Minimum bid increments

The amount of a bid can only be a whole number and must be higher than the previous bid of at least:

Current bid

From 1 to 49€ > 1€ minimum increment

From 50 to 99€ > 5€ minimum increment

From 100 to 499€ > 10€ minimum increment

From 499 to 999€ > 50€ minimum increment

1000€+ > 100€ minimum increment


All auctions are excluding taxes. The 20% VAT is extra if you are subject to it.

Place a bid

To win an auction on Youdot (or, more precisely, to place a winning bid), you have to consider the minimum increment to choose the maximum bid amount to place.

The minimum increment, how does it work?

On Youdot, the increment is the automatic sum added to the auction amount each time some outbid on a domain. The subtlety is that this sum varies depending on the best ongoing bid.

Taking the example of a domain name with an opening bid at 2€, on which someone placed a maximum bid at 5€. The person is leading with 2€, you enter the auction and place a bid of 3€.

Règles d'enchères

Youdot’s system examine the bidders in competition: your bid not being the highest, the first bidder still has the lead, and his ongoing bid high up to 4€. This amount matches the 3€ of your auction, leveled up from the auction step which is, in this case, of 1€.

To be sure that you win the domain name, you place a second bid of 50€. Thus, you temporarily beat the maximal bid of 5€ and lead the auction at 6€ : this matches the 5€ of your concurrent maximum bid of 5€, plus the 1€ of the increment.

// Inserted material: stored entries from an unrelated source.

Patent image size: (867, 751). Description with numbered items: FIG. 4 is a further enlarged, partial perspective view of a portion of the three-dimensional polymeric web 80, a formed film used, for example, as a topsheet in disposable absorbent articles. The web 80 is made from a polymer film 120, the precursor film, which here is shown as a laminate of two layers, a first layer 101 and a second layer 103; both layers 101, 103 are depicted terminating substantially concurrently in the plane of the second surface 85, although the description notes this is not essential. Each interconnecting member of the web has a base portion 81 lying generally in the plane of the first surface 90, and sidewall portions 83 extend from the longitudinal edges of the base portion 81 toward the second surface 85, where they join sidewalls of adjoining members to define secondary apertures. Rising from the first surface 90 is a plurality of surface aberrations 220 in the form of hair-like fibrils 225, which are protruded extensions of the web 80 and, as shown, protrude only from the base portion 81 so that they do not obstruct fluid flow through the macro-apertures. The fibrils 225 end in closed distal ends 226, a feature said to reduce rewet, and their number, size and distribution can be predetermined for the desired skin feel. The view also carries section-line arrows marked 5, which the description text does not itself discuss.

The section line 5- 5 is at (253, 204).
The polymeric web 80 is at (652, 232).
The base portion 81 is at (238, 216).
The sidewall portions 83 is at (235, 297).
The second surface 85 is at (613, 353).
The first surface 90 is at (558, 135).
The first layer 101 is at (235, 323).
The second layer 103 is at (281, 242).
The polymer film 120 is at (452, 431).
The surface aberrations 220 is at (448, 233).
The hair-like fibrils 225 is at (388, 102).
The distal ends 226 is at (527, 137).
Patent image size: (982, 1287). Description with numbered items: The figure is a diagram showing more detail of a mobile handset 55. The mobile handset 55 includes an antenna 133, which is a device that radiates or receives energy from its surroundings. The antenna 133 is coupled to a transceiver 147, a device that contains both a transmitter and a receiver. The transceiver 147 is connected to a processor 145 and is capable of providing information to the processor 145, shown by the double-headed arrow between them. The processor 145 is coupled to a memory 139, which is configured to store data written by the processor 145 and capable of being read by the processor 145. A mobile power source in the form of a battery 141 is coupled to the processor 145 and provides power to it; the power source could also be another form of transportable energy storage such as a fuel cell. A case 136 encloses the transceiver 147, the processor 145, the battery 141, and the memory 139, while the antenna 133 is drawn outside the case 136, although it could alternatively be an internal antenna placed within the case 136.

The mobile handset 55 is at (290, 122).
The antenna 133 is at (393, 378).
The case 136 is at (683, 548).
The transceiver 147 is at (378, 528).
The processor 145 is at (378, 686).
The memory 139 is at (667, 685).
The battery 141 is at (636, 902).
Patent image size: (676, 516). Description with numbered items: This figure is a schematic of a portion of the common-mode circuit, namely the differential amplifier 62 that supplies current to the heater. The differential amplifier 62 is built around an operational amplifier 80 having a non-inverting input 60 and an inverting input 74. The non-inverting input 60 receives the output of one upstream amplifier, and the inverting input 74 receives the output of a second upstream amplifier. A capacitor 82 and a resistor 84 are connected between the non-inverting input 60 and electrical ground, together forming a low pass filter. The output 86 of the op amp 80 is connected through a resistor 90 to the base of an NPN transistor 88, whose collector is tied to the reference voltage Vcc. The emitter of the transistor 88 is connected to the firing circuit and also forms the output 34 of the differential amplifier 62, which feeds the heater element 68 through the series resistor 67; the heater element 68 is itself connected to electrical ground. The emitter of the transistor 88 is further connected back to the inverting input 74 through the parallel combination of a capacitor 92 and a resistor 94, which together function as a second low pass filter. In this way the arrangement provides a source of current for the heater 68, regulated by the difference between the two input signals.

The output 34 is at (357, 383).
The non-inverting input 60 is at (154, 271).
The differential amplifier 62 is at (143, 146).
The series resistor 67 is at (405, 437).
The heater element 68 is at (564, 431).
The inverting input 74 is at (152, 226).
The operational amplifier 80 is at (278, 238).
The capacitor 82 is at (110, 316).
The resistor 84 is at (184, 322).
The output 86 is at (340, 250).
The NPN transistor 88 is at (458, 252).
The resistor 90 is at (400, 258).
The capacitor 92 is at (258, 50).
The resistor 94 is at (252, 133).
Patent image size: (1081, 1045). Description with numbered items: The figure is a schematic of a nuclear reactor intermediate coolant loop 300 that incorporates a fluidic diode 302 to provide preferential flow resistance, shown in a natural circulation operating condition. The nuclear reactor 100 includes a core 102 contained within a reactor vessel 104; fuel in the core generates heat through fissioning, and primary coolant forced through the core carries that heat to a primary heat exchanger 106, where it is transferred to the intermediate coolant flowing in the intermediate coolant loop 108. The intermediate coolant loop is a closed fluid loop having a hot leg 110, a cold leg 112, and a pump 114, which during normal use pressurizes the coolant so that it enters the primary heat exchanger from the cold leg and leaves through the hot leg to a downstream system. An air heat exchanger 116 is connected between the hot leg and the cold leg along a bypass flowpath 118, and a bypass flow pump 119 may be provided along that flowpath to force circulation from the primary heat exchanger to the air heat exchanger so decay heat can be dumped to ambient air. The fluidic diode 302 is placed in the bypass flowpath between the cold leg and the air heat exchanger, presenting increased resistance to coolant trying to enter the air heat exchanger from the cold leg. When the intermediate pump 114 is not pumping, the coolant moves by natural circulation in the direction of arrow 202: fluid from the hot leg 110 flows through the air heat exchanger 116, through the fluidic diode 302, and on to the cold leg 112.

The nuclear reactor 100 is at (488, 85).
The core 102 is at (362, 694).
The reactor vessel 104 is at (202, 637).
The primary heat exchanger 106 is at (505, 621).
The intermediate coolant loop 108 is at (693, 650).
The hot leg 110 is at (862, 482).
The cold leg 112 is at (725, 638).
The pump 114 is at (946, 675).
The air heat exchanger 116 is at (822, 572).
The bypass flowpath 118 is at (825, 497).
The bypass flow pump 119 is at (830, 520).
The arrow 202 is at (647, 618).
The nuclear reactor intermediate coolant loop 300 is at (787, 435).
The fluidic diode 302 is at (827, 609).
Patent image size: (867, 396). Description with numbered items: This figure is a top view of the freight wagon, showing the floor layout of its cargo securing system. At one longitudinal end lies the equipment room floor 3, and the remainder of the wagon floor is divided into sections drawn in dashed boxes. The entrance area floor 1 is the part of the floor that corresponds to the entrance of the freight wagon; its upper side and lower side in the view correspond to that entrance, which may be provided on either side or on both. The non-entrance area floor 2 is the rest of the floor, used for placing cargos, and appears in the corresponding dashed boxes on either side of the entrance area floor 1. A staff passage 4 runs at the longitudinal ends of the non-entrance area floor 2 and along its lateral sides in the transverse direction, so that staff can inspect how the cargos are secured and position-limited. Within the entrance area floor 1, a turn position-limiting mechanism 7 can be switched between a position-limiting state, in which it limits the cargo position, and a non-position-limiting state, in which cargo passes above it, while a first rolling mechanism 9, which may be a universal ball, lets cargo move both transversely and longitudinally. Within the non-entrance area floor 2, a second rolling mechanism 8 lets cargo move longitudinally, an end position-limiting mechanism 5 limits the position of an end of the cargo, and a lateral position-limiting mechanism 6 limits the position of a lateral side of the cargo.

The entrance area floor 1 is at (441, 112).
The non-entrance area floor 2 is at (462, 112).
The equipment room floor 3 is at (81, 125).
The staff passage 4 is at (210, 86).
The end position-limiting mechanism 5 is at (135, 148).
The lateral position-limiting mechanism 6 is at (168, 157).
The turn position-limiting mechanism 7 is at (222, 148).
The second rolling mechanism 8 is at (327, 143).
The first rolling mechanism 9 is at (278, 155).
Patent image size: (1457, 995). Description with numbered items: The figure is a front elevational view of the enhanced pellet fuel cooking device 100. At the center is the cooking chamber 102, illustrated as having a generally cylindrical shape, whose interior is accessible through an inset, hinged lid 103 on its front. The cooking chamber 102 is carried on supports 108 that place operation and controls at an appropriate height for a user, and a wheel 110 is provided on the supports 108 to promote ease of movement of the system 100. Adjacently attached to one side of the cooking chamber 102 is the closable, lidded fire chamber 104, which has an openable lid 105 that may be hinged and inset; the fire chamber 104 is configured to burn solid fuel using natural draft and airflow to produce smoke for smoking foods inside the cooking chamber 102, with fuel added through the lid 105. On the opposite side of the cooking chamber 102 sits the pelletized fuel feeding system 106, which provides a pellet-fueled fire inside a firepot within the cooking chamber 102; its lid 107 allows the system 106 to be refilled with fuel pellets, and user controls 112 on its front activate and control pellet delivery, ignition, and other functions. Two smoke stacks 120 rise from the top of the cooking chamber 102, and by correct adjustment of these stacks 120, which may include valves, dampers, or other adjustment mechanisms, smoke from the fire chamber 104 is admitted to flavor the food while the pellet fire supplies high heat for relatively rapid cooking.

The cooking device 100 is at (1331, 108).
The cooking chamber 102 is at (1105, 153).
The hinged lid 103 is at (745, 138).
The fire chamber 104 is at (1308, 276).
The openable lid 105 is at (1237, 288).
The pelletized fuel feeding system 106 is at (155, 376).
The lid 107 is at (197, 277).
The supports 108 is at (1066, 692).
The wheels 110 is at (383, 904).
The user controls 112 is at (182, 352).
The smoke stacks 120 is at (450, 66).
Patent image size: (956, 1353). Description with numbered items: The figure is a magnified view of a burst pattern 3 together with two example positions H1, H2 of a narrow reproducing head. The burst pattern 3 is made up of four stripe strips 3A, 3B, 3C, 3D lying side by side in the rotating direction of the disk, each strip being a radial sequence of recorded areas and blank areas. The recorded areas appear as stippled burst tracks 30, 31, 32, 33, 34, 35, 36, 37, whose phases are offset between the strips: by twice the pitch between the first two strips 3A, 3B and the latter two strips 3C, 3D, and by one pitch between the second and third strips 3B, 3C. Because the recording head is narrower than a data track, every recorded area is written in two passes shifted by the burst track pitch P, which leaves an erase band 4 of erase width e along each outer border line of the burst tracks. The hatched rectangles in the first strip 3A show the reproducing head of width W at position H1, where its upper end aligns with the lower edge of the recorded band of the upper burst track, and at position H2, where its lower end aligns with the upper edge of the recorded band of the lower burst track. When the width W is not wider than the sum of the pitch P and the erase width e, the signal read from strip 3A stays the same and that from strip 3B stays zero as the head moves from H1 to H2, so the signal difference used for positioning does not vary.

Your concurrent then place a new bid of 70€. Your 50€ auction is now beaten, the new bidder has the lead of 55€: this amount is your maximum auction of 50€, plus the increment that is now of 5€.

To note:

If your concurrent have placed, after your 50€ bid, a 51€ bid then he would have lead the auction with a 51€ bid and not a 55€. The increment (here 5€ for the 50-99€ bracket) is not applied in this case, as the auction is naturally higher than yours.

Here is for the principle: the best bid is always the one that beats the previous one, either to the increment, or to the euro.

Hence the need of taking into account the increment in the amount of the maximum bid you want to place.

Calculate an effective maximum bid

  1. The first step is to determine the maximum value you want to invest in order to acquire the domain name, or to estimate the maximum value that the domain name could reasonably achieve.
  2. Then, you should refer to the increment rules (discussed above) to define your minimum bid, and that depends on the amount of the highest ongoing bid. For example, if your budget or your estimation for a domain name is 600€, the minimum increment is 50€. For a domain name at 30€, it is 1€, etc …
  3. With this information, you must show a little psychology, knowing that the accustomed bidders will also take into account the increment at the different levels.

To maximize your chances, a good “formula” is to calculate your maximum bid (the one you will place) as:

  • The maximum value of the domain name (budgeted or estimated value in step 1)
  • Increased by at least twice the applicable minimum increment (and why not three or four times)
  • And increased by a few euros (for high-value domain names)

This latest increase allows you to position yourself one step above bidders who would also use this technique.